To help counter this problem, the CMA presents safety presentations at various forums, including the Association of Mine Resident Engineers, the South African Colliery Engineers Association and the Mpumalanga Underground Coal Regional Tripartite Forum.
These training sessions also assist with issues being faced in the mining belt conveyor industry. The CMA also publishes continuously updated belt conveyor operation and safety guidelines on its website.
“Health and safety has always been the number one priority, with every mine aiming to achieve a 0% fatality rate. The CMA strives to continuously develop skills and knowledge relating to belt conveyor operation excellence and safety,” avers CMA chairperson Jay Pillay.

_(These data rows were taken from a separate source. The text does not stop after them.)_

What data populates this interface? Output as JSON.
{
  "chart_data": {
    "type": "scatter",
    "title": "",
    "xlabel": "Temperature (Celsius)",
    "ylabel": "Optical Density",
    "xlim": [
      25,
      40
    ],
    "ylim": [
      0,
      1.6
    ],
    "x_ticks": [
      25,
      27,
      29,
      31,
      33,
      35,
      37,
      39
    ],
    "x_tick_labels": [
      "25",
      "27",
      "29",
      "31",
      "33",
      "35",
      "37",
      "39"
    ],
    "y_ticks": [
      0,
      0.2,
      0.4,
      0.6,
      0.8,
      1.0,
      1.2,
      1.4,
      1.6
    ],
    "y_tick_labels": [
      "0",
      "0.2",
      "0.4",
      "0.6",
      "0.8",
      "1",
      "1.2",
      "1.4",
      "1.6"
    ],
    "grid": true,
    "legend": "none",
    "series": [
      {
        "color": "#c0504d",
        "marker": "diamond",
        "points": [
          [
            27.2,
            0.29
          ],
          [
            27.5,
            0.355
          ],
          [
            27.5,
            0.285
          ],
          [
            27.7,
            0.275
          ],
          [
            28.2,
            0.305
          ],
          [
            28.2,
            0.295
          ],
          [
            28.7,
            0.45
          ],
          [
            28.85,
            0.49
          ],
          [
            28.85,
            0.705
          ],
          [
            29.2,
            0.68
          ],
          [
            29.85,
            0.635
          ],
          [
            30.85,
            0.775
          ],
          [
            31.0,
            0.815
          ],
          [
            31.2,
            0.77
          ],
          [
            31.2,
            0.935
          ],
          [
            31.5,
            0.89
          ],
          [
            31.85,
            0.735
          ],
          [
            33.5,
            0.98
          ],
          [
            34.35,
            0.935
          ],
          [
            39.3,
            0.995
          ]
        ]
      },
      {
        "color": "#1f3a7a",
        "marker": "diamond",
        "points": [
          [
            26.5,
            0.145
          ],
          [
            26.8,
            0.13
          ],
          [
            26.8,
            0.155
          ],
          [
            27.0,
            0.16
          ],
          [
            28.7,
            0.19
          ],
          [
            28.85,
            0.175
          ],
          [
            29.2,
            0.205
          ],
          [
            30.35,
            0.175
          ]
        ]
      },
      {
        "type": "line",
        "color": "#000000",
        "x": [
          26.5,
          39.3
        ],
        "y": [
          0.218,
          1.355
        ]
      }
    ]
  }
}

He adds that CMA members have opportunities on a bimonthly basis to present new information or case studies on the conveyor industry. The CMA also has a joint forum with the South African Institute of Materials Handling, held yearly, providing technical presentations on new developments and guidelines.
Training in Motion
The CMA presents various courses to aid and upskill mines in proper conveyor use and practices. These courses include a diploma, which equips participants with the know-how needed to undertake calculations to determine conveyor belt tension and power requirements, as well as the belt class for the application and belt tensioning system criteria.
This course’s curriculum also includes pulley and idler selection, and guidance on catalogue selection of motors, geared reducers and couplings, which are vital to ensure efficient operation and safety.

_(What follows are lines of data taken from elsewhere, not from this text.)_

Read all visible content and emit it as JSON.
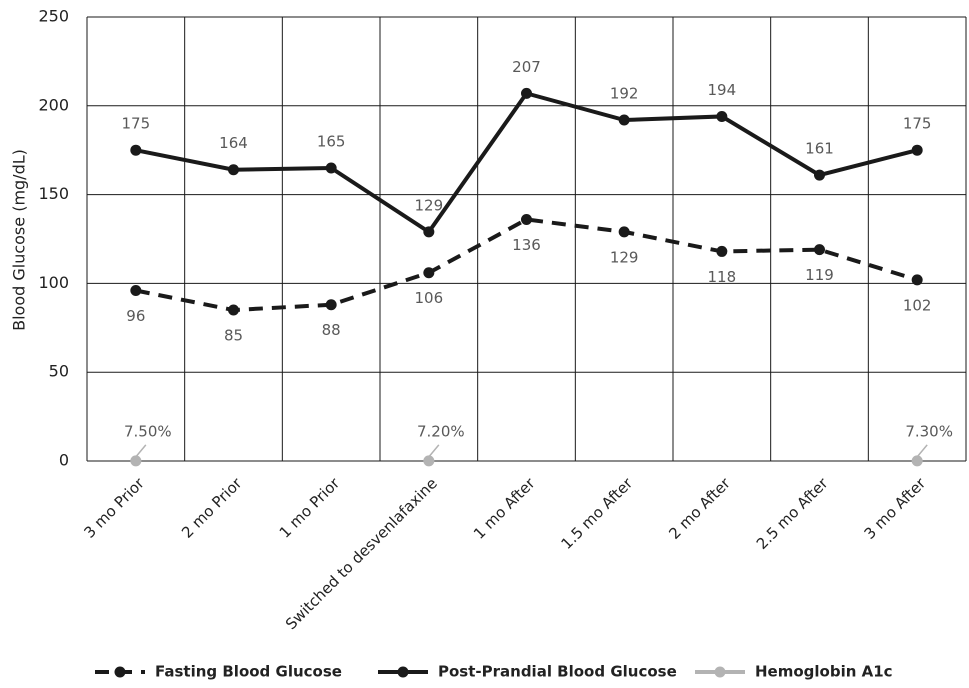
{
  "chart_data": {
    "type": "line",
    "y_label": "Blood Glucose (mg/dL)",
    "categories": [
      "3 mo Prior",
      "2 mo Prior",
      "1 mo Prior",
      "Switched to desvenlafaxine",
      "1 mo After",
      "1.5 mo After",
      "2 mo After",
      "2.5 mo After",
      "3 mo After"
    ],
    "series": [
      {
        "name": "Fasting Blood Glucose",
        "color": "#1a1a1a",
        "dash": true,
        "label_position": "below",
        "values": [
          96,
          85,
          88,
          106,
          136,
          129,
          118,
          119,
          102
        ]
      },
      {
        "name": "Post-Prandial Blood Glucose",
        "color": "#1a1a1a",
        "dash": false,
        "label_position": "above",
        "values": [
          175,
          164,
          165,
          129,
          207,
          192,
          194,
          161,
          175
        ]
      },
      {
        "name": "Hemoglobin A1c",
        "color": "#b3b3b3",
        "dash": false,
        "label_position": "above",
        "values": [
          0.075,
          null,
          null,
          0.072,
          null,
          null,
          null,
          null,
          0.073
        ],
        "value_labels": [
          "7.50%",
          null,
          null,
          "7.20%",
          null,
          null,
          null,
          null,
          "7.30%"
        ]
      }
    ],
    "ylim": [
      0,
      250
    ],
    "yticks": [
      0,
      50,
      100,
      150,
      200,
      250
    ],
    "grid": true,
    "legend": "bottom"
  }
}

“The diploma course intends to give insight to engineers with little or no knowledge on conveyors, with regard to their operation and the design of various components,” explains Pillay.

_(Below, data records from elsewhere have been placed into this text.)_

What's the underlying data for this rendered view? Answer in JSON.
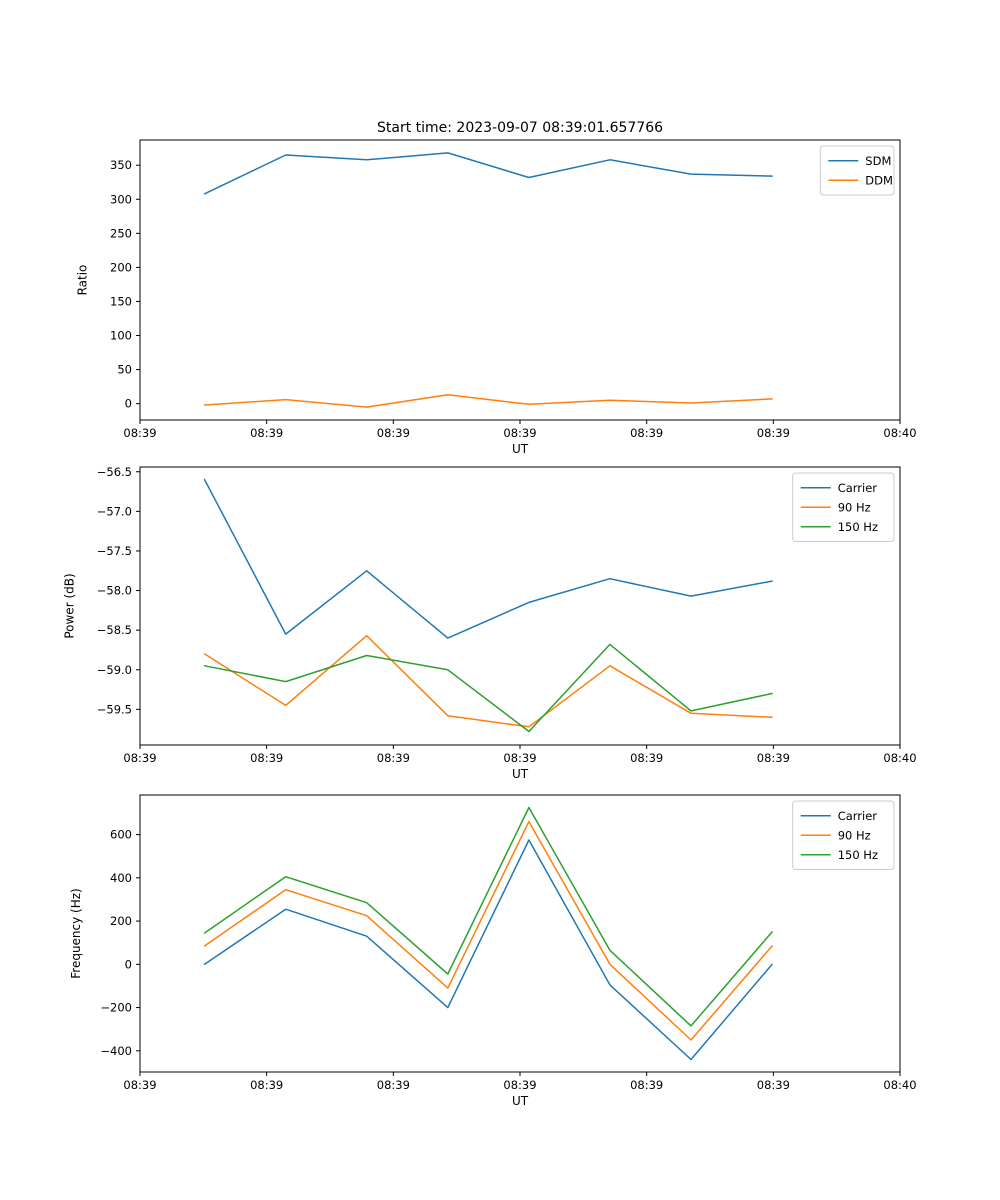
{
  "figure": {
    "title": "Start time: 2023-09-07 08:39:01.657766",
    "background": "#ffffff"
  },
  "colors": {
    "blue": "#1f77b4",
    "orange": "#ff7f0e",
    "green": "#2ca02c",
    "spine": "#000000",
    "legend_edge": "#cccccc"
  },
  "chart_data": [
    {
      "type": "line",
      "title": "Start time: 2023-09-07 08:39:01.657766",
      "xlabel": "UT",
      "ylabel": "Ratio",
      "xlim": [
        0,
        60
      ],
      "ylim": [
        -24,
        387
      ],
      "x_seconds": [
        5.1,
        11.5,
        17.9,
        24.3,
        30.7,
        37.1,
        43.5,
        49.9
      ],
      "xticks": [
        {
          "t": 0,
          "label": "08:39"
        },
        {
          "t": 10,
          "label": "08:39"
        },
        {
          "t": 20,
          "label": "08:39"
        },
        {
          "t": 30,
          "label": "08:39"
        },
        {
          "t": 40,
          "label": "08:39"
        },
        {
          "t": 50,
          "label": "08:39"
        },
        {
          "t": 60,
          "label": "08:40"
        }
      ],
      "yticks": [
        {
          "v": 0,
          "label": "0"
        },
        {
          "v": 50,
          "label": "50"
        },
        {
          "v": 100,
          "label": "100"
        },
        {
          "v": 150,
          "label": "150"
        },
        {
          "v": 200,
          "label": "200"
        },
        {
          "v": 250,
          "label": "250"
        },
        {
          "v": 300,
          "label": "300"
        },
        {
          "v": 350,
          "label": "350"
        }
      ],
      "series": [
        {
          "name": "SDM",
          "color": "#1f77b4",
          "values": [
            308,
            365,
            358,
            368,
            332,
            358,
            337,
            334
          ]
        },
        {
          "name": "DDM",
          "color": "#ff7f0e",
          "values": [
            -2,
            6,
            -5,
            13,
            -1,
            5,
            1,
            7
          ]
        }
      ],
      "legend": {
        "location": "upper right"
      }
    },
    {
      "type": "line",
      "title": "",
      "xlabel": "UT",
      "ylabel": "Power (dB)",
      "xlim": [
        0,
        60
      ],
      "ylim": [
        -59.95,
        -56.44
      ],
      "x_seconds": [
        5.1,
        11.5,
        17.9,
        24.3,
        30.7,
        37.1,
        43.5,
        49.9
      ],
      "xticks": [
        {
          "t": 0,
          "label": "08:39"
        },
        {
          "t": 10,
          "label": "08:39"
        },
        {
          "t": 20,
          "label": "08:39"
        },
        {
          "t": 30,
          "label": "08:39"
        },
        {
          "t": 40,
          "label": "08:39"
        },
        {
          "t": 50,
          "label": "08:39"
        },
        {
          "t": 60,
          "label": "08:40"
        }
      ],
      "yticks": [
        {
          "v": -56.5,
          "label": "−56.5"
        },
        {
          "v": -57.0,
          "label": "−57.0"
        },
        {
          "v": -57.5,
          "label": "−57.5"
        },
        {
          "v": -58.0,
          "label": "−58.0"
        },
        {
          "v": -58.5,
          "label": "−58.5"
        },
        {
          "v": -59.0,
          "label": "−59.0"
        },
        {
          "v": -59.5,
          "label": "−59.5"
        }
      ],
      "series": [
        {
          "name": "Carrier",
          "color": "#1f77b4",
          "values": [
            -56.6,
            -58.55,
            -57.75,
            -58.6,
            -58.15,
            -57.85,
            -58.07,
            -57.88
          ]
        },
        {
          "name": "90 Hz",
          "color": "#ff7f0e",
          "values": [
            -58.8,
            -59.45,
            -58.57,
            -59.58,
            -59.72,
            -58.95,
            -59.55,
            -59.6
          ]
        },
        {
          "name": "150 Hz",
          "color": "#2ca02c",
          "values": [
            -58.95,
            -59.15,
            -58.82,
            -59.0,
            -59.78,
            -58.68,
            -59.52,
            -59.3
          ]
        }
      ],
      "legend": {
        "location": "upper right"
      }
    },
    {
      "type": "line",
      "title": "",
      "xlabel": "UT",
      "ylabel": "Frequency (Hz)",
      "xlim": [
        0,
        60
      ],
      "ylim": [
        -498,
        783
      ],
      "x_seconds": [
        5.1,
        11.5,
        17.9,
        24.3,
        30.7,
        37.1,
        43.5,
        49.9
      ],
      "xticks": [
        {
          "t": 0,
          "label": "08:39"
        },
        {
          "t": 10,
          "label": "08:39"
        },
        {
          "t": 20,
          "label": "08:39"
        },
        {
          "t": 30,
          "label": "08:39"
        },
        {
          "t": 40,
          "label": "08:39"
        },
        {
          "t": 50,
          "label": "08:39"
        },
        {
          "t": 60,
          "label": "08:40"
        }
      ],
      "yticks": [
        {
          "v": -400,
          "label": "−400"
        },
        {
          "v": -200,
          "label": "−200"
        },
        {
          "v": 0,
          "label": "0"
        },
        {
          "v": 200,
          "label": "200"
        },
        {
          "v": 400,
          "label": "400"
        },
        {
          "v": 600,
          "label": "600"
        }
      ],
      "series": [
        {
          "name": "Carrier",
          "color": "#1f77b4",
          "values": [
            0,
            255,
            130,
            -200,
            575,
            -95,
            -440,
            0
          ]
        },
        {
          "name": "90 Hz",
          "color": "#ff7f0e",
          "values": [
            85,
            345,
            225,
            -110,
            660,
            0,
            -350,
            85
          ]
        },
        {
          "name": "150 Hz",
          "color": "#2ca02c",
          "values": [
            145,
            405,
            285,
            -45,
            725,
            65,
            -285,
            150
          ]
        }
      ],
      "legend": {
        "location": "upper right"
      }
    }
  ]
}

He adds that participants will be able to solve common problems associated with conveyor equipment, becoming aware of certain pitfalls and how to avoid them.
Ideal candidates for this course include newly graduated mechanical engineers and technicians, draughtsmen and mining operators engaged in the industry.
The diploma course, which is Engineering Council of South Africa accredited, runs over five days, with participants attending lectures, undertaking site visits and sitting for examinations.
The course had 14 participants in October last year, of which four received distinctions, and eight candidates in May, when three obtained distinctions.
Additionally, the CMA presents a certificate training course, which familiarises participants with conveyors and is intended for artisans, draughtsmen, junior engineers, sales executives, apprentices and technicians working in a conveyor-operated environment.
This comprehensive course runs over three days and overviews operating procedures, components in key areas, tracking and training belts theory, and electrical and safety issues, as well as maintenance issues, belt splicing, tracking and inspection.
Other topics covered in the course are conveyor types, components, belt materials, design basics, belt speed, width and class, carcass types, idlers, pulleys, scrapers and ploughs, couplings, motors, gears, bearings and plummer blocks.
This course had 19 participants in June, with a 100% pass rate, and 27 students in July.
Pillay points out that mine sites often take a “run until it breaks” approach when it comes to conveyor equipment, which has expensive downtime implications and poses risks to staff safety.
“It is essential that staff are adequately skilled in terms of their specific func- tion on site,” he says, adding that the CMA also presents courses on single-particle chute design, belt splicing and couplings.